The Hokies entered the 2024 spring camp with concerns at offensive line and linebacker. The spring game was a step forward for run blocking, but linebacker play continues to plague the Virginia Tech defense. 8-play, 2,500-word breaking down the performances of those two groups.

[Mark Umansky]

After a winter filled with optimism, the Virginia Tech football team took the field on a blustery spring day in Blacksburg looking to showcase offseason development. There were a lot of positives, especially on offense, as Kyrone Drones and company repeatedly opened gaps in the opposition defense. Several young players flashed improvement, particularly Keyshawn Burgos, who had his hands in multiple negative plays and caused an interception. Other young players who weren't expected to contribute had moments of excellence, earmarked primarily by a huge day for PWO P.J. Prioleau, who scored two touchdowns.

If there were two areas of consternation coming into the spring game, they were consistency of the offensive line and the desperate need for an improvement at linebacker. Those two positions were anchors around Virginia Tech's chances for success in 2023, and any ACC championship aspirations will depend heavily on being better at those positions. The results I saw were mixed, with some positives and some continued glaring needs which may result in more portal action.
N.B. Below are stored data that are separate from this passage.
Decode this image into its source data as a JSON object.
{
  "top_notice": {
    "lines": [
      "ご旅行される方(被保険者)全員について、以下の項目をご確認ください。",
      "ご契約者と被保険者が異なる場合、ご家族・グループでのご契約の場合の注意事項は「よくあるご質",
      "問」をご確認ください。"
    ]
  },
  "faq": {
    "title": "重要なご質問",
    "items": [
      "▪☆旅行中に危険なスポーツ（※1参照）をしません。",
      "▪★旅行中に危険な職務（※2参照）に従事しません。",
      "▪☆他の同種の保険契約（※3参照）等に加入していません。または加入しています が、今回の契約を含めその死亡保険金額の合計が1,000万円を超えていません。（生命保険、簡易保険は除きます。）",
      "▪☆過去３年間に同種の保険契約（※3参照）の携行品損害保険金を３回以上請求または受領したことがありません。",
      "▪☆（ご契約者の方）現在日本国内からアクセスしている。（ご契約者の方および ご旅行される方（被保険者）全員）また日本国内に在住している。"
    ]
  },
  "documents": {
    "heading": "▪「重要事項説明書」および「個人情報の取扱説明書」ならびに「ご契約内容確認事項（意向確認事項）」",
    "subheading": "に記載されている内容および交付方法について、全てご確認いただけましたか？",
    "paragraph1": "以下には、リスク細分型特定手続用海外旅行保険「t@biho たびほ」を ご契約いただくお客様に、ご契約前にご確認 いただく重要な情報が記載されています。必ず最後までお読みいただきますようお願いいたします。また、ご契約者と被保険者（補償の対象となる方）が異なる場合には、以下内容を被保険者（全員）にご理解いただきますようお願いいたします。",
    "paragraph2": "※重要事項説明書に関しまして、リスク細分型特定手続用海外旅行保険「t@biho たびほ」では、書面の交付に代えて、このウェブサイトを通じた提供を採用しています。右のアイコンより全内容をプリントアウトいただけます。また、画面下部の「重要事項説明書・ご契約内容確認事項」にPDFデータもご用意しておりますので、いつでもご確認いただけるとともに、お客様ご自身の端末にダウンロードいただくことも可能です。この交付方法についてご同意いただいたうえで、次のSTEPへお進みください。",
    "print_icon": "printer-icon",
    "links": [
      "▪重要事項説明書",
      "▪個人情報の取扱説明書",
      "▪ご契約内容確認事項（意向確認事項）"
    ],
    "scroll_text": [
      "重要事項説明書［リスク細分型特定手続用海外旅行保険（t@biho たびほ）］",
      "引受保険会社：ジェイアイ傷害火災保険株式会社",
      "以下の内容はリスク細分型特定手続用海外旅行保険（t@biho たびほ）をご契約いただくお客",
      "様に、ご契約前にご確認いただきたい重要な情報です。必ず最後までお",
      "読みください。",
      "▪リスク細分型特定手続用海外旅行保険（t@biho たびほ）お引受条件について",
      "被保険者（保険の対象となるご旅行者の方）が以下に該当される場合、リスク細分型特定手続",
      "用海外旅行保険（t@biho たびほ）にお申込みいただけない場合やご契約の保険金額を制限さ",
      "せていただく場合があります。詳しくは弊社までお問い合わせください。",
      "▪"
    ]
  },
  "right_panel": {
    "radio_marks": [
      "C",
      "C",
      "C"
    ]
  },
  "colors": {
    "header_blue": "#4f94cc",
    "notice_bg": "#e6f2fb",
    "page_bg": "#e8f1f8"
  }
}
Offensive Line: Better Suited to the Scheme?

Virginia Tech's offense shifted radically through the course of last season, with way more reliance on stretching the defense with outside zone and freeze optioning interior defenders. The scheme changes worked except when the interior linemen struggled to take flatter angles and gain outside position against defensive tackles. In this regard, the Tech incumbents, particularly Braelin Moore and Bob Schick, looked much more comfortable with the footwork and aiming points. The pressure the offensive scheme puts on the defense helps the offensive line by forcing the defense to play slower.

Here is a wonderful example from early in the spring game. The Hokies run an outside zone read with three options. Drones could hand off on the outside zone into the boundary for Malachi Thomas (No. 24). If the field defensive end, CJ McCray (No. 56) crashes on the handoff, Drones could run, provided the MIKE linebacker Sam Brumfield (No. 3) or STAR linebacker Gabe Williams (No. 12) chase slot receiver Xayvion Turner-Bradshaw (No. 5) into the field-side flat. For added measure, Turner-Bradshaw's initial step was to his right, feigning as a lead blocker for Thomas, before delaying and leaking out in the opposite direction.